Christian Ferro gioca nella Roma perché Leonardo D’Agostini è romanista?
In realtà solo in minima parte. A noi serviva un club di Serie A che rendesse ancora più credibile la storia e abbiamo proposto questo progetto all’AS Roma che ha subito dato la sua adesione e la sua completa disponibilità, quasi in modo inaspettato. Ci hanno messo a disposizione tutti i loro spazi, ci hanno facilitato l’ingresso allo Stadio Olimpico, ci hanno fornito tutto il materiale sportivo.
L’AS Roma è il primo tentativo che abbiamo fatto ma eravamo pronti anche a farne altri.
Leonardo è un grande appassionato di fumetti, ha discusso una tesi sul rapporto tra cinema e fumetti, cosa hanno in comune Christian Ferro e gli eroi dei fumetti?
(Leonardo) Ho studiato lo sviluppo comparato di cinema e fumetto, come i linguaggi di entrambe le arti si sono creati ed evoluti nel corso della storia e come si sono influenzati.

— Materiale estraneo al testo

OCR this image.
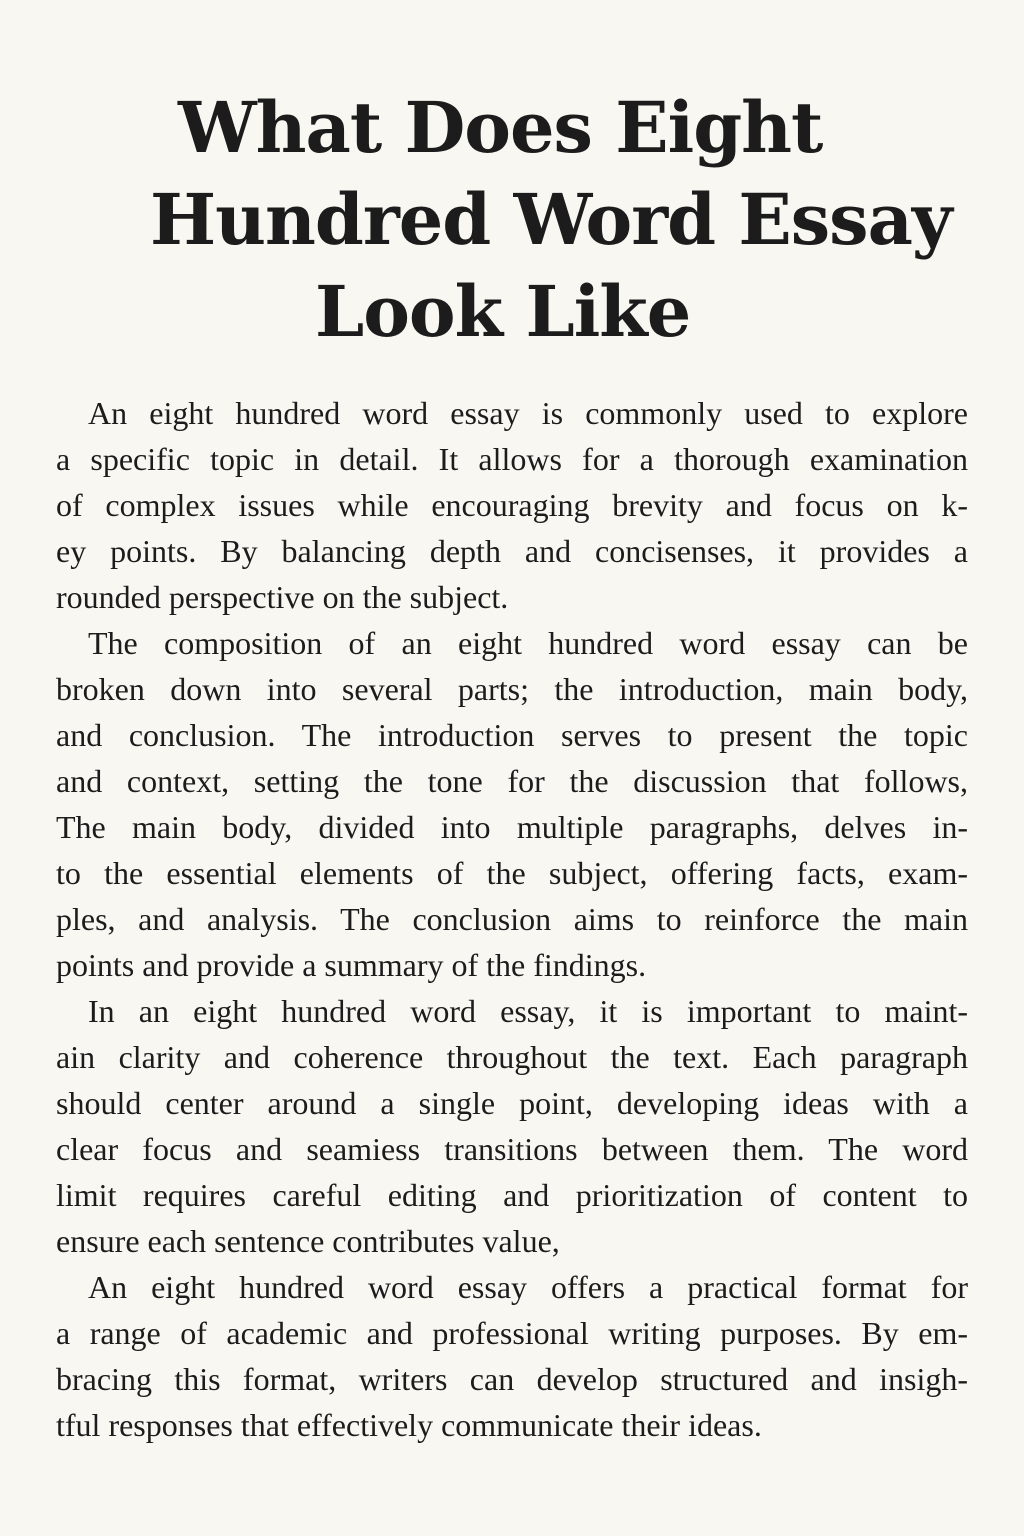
What Does Eight
Hundred Word Essay
Look Like

An eight hundred word essay is commonly used to explore
a specific topic in detail. It allows for a thorough examination
of complex issues while encouraging brevity and focus on k-
ey points. By balancing depth and concisenses, it provides a
rounded perspective on the subject.

The composition of an eight hundred word essay can be
broken down into several parts; the introduction, main body,
and conclusion. The introduction serves to present the topic
and context, setting the tone for the discussion that follows,
The main body, divided into multiple paragraphs, delves in-
to the essential elements of the subject, offering facts, exam-
ples, and analysis. The conclusion aims to reinforce the main
points and provide a summary of the findings.

In an eight hundred word essay, it is important to maint-
ain clarity and coherence throughout the text. Each paragraph
should center around a single point, developing ideas with a
clear focus and seamiess transitions between them. The word
limit requires careful editing and prioritization of content to
ensure each sentence contributes value,

An eight hundred word essay offers a practical format for
a range of academic and professional writing purposes. By em-
bracing this format, writers can develop structured and insigh-
tful responses that effectively communicate their ideas.
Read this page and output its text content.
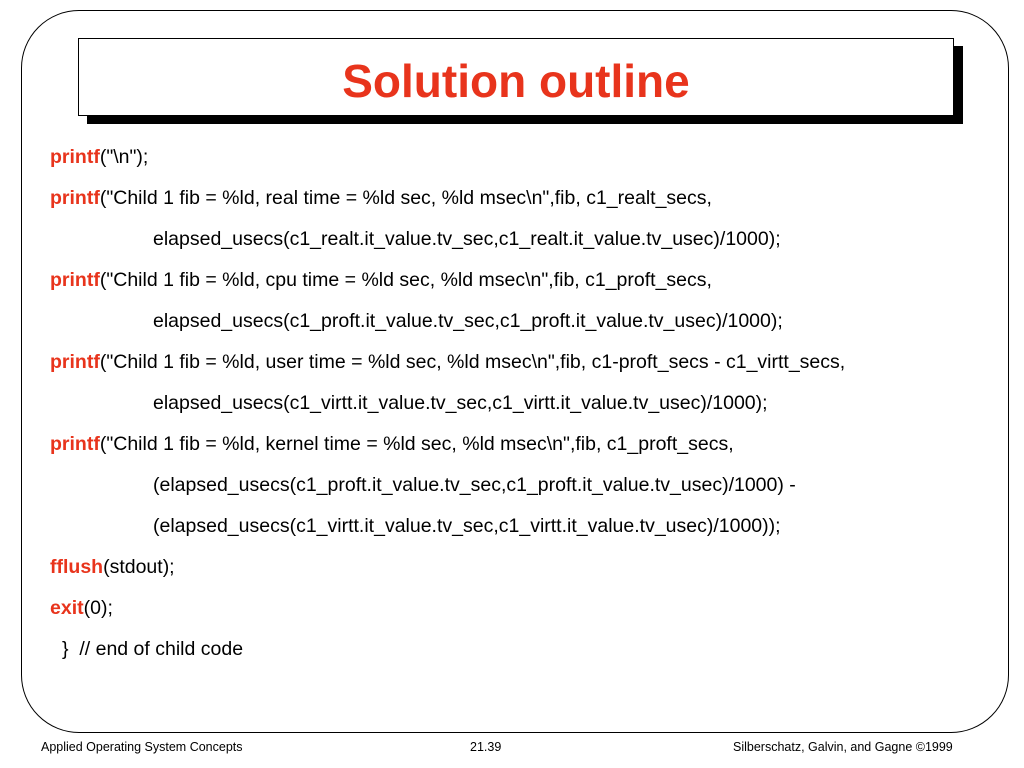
Solution outline
printf("\n");
printf("Child 1 fib = %ld, real time = %ld sec, %ld msec\n",fib, c1_realt_secs,
elapsed_usecs(c1_realt.it_value.tv_sec,c1_realt.it_value.tv_usec)/1000);
printf("Child 1 fib = %ld, cpu time = %ld sec, %ld msec\n",fib, c1_proft_secs,
elapsed_usecs(c1_proft.it_value.tv_sec,c1_proft.it_value.tv_usec)/1000);
printf("Child 1 fib = %ld, user time = %ld sec, %ld msec\n",fib, c1-proft_secs - c1_virtt_secs,
elapsed_usecs(c1_virtt.it_value.tv_sec,c1_virtt.it_value.tv_usec)/1000);
printf("Child 1 fib = %ld, kernel time = %ld sec, %ld msec\n",fib, c1_proft_secs,
(elapsed_usecs(c1_proft.it_value.tv_sec,c1_proft.it_value.tv_usec)/1000) -
(elapsed_usecs(c1_virtt.it_value.tv_sec,c1_virtt.it_value.tv_usec)/1000));
fflush(stdout);
exit(0);
}  // end of child code
Applied Operating System Concepts	21.39	Silberschatz, Galvin, and Gagne ©1999
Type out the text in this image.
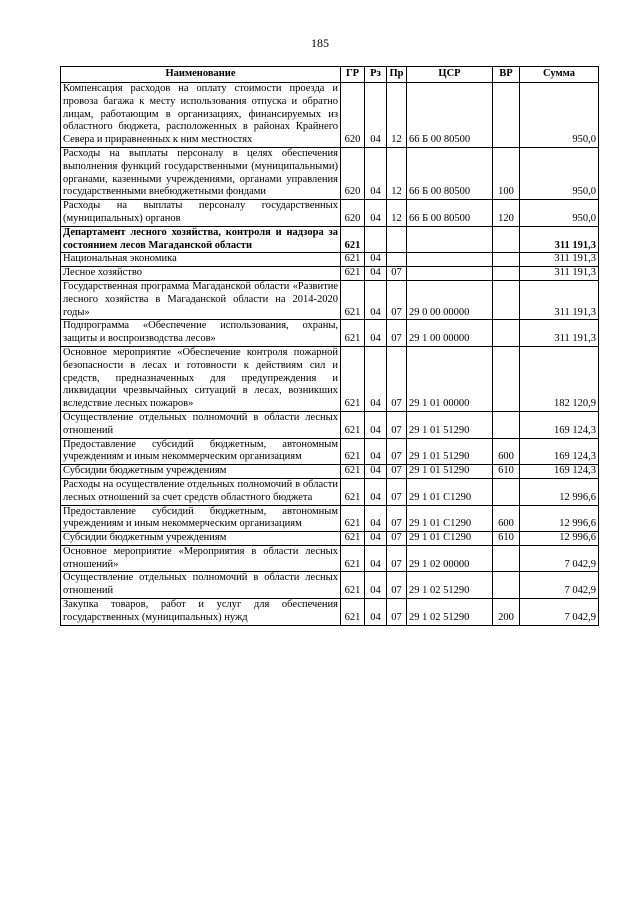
185
Наименование	ГР	Рз	Пр	ЦСР	ВР	Сумма
Компенсация расходов на оплату стоимости проезда и провоза багажа к месту использования отпуска и обратно лицам, работающим в организациях, финансируемых из областного бюджета, расположенных в районах Крайнего Севера и приравненных к ним местностях	620	04	12	66 Б 00 80500		950,0
Расходы на выплаты персоналу в целях обеспечения выполнения функций государственными (муниципальными) органами, казенными учреждениями, органами управления государственными внебюджетными фондами	620	04	12	66 Б 00 80500	100	950,0
Расходы на выплаты персоналу государственных (муниципальных) органов	620	04	12	66 Б 00 80500	120	950,0
Департамент лесного хозяйства, контроля и надзора за состоянием лесов Магаданской области	621					311 191,3
Национальная экономика	621	04				311 191,3
Лесное хозяйство	621	04	07			311 191,3
Государственная программа Магаданской области «Развитие лесного хозяйства в Магаданской области на 2014-2020 годы»	621	04	07	29 0 00 00000		311 191,3
Подпрограмма «Обеспечение использования, охраны, защиты и воспроизводства лесов»	621	04	07	29 1 00 00000		311 191,3
Основное мероприятие «Обеспечение контроля пожарной безопасности в лесах и готовности к действиям сил и средств, предназначенных для предупреждения и ликвидации чрезвычайных ситуаций в лесах, возникших вследствие лесных пожаров»	621	04	07	29 1 01 00000		182 120,9
Осуществление отдельных полномочий в области лесных отношений	621	04	07	29 1 01 51290		169 124,3
Предоставление субсидий бюджетным, автономным учреждениям и иным некоммерческим организациям	621	04	07	29 1 01 51290	600	169 124,3
Субсидии бюджетным учреждениям	621	04	07	29 1 01 51290	610	169 124,3
Расходы на осуществление отдельных полномочий в области лесных отношений за счет средств областного бюджета	621	04	07	29 1 01 С1290		12 996,6
Предоставление субсидий бюджетным, автономным учреждениям и иным некоммерческим организациям	621	04	07	29 1 01 С1290	600	12 996,6
Субсидии бюджетным учреждениям	621	04	07	29 1 01 С1290	610	12 996,6
Основное мероприятие «Мероприятия в области лесных отношений»	621	04	07	29 1 02 00000		7 042,9
Осуществление отдельных полномочий в области лесных отношений	621	04	07	29 1 02 51290		7 042,9
Закупка товаров, работ и услуг для обеспечения государственных (муниципальных) нужд	621	04	07	29 1 02 51290	200	7 042,9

Il protagonista del mio film però ha pochi riferimenti dal mondo del fumetto, piuttosto i riferimenti sono molto reali, sono le storie di questi calciatori di cui parlavamo. Mi piacerebbe tanto fare un film ispirato al fumetto ma in questo caso il legame è più con la realtà. Di fumettistico c’è però un aspetto che è entrato in questo film, come in tutti del resto, che è la mia abitudine a disegnare le sequenze, in particolare quelle più complesse.
Ricostruire l’atmosfera da stadio non è stato semplice, avete collaborato con EDI (Effetti Digitali Italiani) per questo film, come cambia il ruolo del regista con le tecnologie digitali?
È un processo diverso, perché bisogna svilupparlo in più fasi. La scena centrale del nostro film, quella della partita di calcio, l’abbiamo sviluppata in tre fasi: una ripresa in tribuna allo Stadio olimpico, con Accorsi e trecento comparse; poi a Pisa abbiamo girato le sequenze della partita, con i green screen su praticamente metà campo e i calciatori del Pisa Calcio che hanno interpretato l’AS Roma; infine la terza fase, all’Olimpico durante una partita reale, per girare le immagini del tifo. La cosa curiosa è che abbiamo scelto una partita, Roma-Milan dello scorso 3 febbraio, durante la quale c’è stata una contestazione dei tifosi e dopo venti minuti molti hanno abbandonato la curva, è stato un incubo (ridono, ndr). Poi abbiamo passato il materiale a EDI e loro sono stati bravissimi ad unire le riprese attraverso la tecnologia digitale, con la difficoltà di avere una prospettiva diversa del pubblico a seconda dei campi girati, cercando di costruire un’immagine dinamica che tenesse conto del movimento.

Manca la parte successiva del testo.